To increase confidence in the validity of our conclusions despite the paucity of available hearts, the complementary simulations of Figure 5 and Appendix 2, done with the canonical semi-ellipsoidal heart meshes, explored a range of the phenotype space around the SHAM heart (see Table 1: SHAM). All the cases considered display the same qualitative behavior, with the sensitivity S[EF, LVWT] decreasing with increasing LVWT while S[EF, PCa] and S[EF, [Ca²⁺]₅₀] both increasing. Taken together, these results demonstrate the general pattern that, as LVWT increases, EF becomes less sensitive to variations in LVWT and more sensitive to those of [Ca²⁺]₅₀ and PCa.

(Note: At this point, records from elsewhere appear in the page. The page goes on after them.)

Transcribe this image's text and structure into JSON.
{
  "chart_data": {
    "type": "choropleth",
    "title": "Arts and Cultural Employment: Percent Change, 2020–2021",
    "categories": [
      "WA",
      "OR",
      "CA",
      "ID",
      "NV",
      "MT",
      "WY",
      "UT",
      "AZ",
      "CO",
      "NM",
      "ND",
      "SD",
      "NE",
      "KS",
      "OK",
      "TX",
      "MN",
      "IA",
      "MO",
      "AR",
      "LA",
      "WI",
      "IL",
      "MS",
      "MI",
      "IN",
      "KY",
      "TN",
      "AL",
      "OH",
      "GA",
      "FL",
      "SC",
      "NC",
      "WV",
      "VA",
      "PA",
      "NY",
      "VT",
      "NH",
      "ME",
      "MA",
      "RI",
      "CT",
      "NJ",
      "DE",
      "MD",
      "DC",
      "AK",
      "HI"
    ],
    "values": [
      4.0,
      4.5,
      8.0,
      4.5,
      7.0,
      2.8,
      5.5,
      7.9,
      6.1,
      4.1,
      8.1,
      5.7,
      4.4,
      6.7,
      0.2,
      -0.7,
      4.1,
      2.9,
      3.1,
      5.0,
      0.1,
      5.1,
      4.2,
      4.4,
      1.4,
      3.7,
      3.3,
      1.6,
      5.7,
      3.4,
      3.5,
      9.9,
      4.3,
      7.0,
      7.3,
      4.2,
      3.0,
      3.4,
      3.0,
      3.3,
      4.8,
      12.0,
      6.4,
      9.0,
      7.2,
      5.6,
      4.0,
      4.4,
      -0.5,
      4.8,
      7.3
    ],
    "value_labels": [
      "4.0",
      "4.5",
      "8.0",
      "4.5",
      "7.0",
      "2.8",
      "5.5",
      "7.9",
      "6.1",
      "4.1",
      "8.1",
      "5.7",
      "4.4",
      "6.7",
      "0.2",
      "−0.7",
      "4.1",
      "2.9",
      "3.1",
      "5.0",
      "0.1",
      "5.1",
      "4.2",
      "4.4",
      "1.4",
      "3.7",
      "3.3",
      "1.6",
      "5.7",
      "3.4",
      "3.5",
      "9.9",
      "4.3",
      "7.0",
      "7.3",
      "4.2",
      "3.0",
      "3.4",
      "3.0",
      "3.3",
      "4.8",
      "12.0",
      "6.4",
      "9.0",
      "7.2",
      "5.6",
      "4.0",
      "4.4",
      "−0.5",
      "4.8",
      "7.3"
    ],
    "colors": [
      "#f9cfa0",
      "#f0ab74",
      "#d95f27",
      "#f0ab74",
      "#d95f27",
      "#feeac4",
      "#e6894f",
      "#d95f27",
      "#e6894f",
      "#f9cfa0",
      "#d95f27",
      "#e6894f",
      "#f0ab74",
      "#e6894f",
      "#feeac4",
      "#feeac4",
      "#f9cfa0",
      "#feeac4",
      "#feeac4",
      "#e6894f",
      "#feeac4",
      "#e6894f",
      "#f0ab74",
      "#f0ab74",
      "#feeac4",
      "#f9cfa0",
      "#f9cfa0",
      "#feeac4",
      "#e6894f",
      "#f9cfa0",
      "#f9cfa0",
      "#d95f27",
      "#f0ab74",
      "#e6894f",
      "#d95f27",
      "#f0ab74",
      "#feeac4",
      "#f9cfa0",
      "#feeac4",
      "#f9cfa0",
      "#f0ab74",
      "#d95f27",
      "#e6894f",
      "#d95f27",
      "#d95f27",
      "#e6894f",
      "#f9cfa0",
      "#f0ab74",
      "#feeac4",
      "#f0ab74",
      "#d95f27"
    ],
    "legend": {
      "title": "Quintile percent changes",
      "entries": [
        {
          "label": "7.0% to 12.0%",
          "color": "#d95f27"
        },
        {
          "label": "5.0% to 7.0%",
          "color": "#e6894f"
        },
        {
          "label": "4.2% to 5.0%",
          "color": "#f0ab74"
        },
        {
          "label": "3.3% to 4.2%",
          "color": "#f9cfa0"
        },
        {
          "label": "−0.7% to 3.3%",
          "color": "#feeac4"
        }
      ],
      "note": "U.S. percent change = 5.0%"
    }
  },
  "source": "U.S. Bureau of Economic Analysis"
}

To our knowledge, the present work constitutes a first attempt to provide a global view of cardiac compensation, within the context of ventricular pressure overload, by considering the anatomical shape and the passive and active mechanical behavior on an equal footing. We conclude that intracellular behavior becomes a more efficient compensatory mechanism than organ-level remodeling as the rat heart responds to the onset of pressure overload. This phenomenon was observed with regard to EF, a traditional indicator of cardiac dysfunction routinely measured in clinical protocols. Although other metrics of cardiac function (e.g., cardiac output and the stroke volume per body weight) directly reflect cardiac efficacy, those metrics are notoriously dependent on temporal and biological factors, and may vary significantly among healthy subjects of the same species, or even, over time, in a given individual (Haxhe and Lammerant, 1964; Ovsyshcher et al., 1993; Collis et al., 2001). Such incidental influences are arguably normalized in EF, allowing a more equitable comparison of different hearts. Furthermore, the EF is preserved at its healthy level in nearly half of heart-failure patients (Sharma and Kass, 2014). One major obstacle in fully understanding this increasingly prevalent condition is the limitation of existing experimental models for highlighting the distinct facets of the disease. Toward meeting this challenge, computational modeling provides an invaluable basis for unifying experimental results and investigating subsystems within an integrative perspective.

AM and JO are co-founders, equity holders and scientific advisors to Insilicomed Inc., a licensee of UCSD software used in this research. This relationship has been disclosed to the University of California San Diego and is overseen by an independent conflict of interest management subcommittee appointed by the university. The other authors declare that the research was conducted in the absence of any commercial or financial relationships that could be construed as a potential conflict of interest.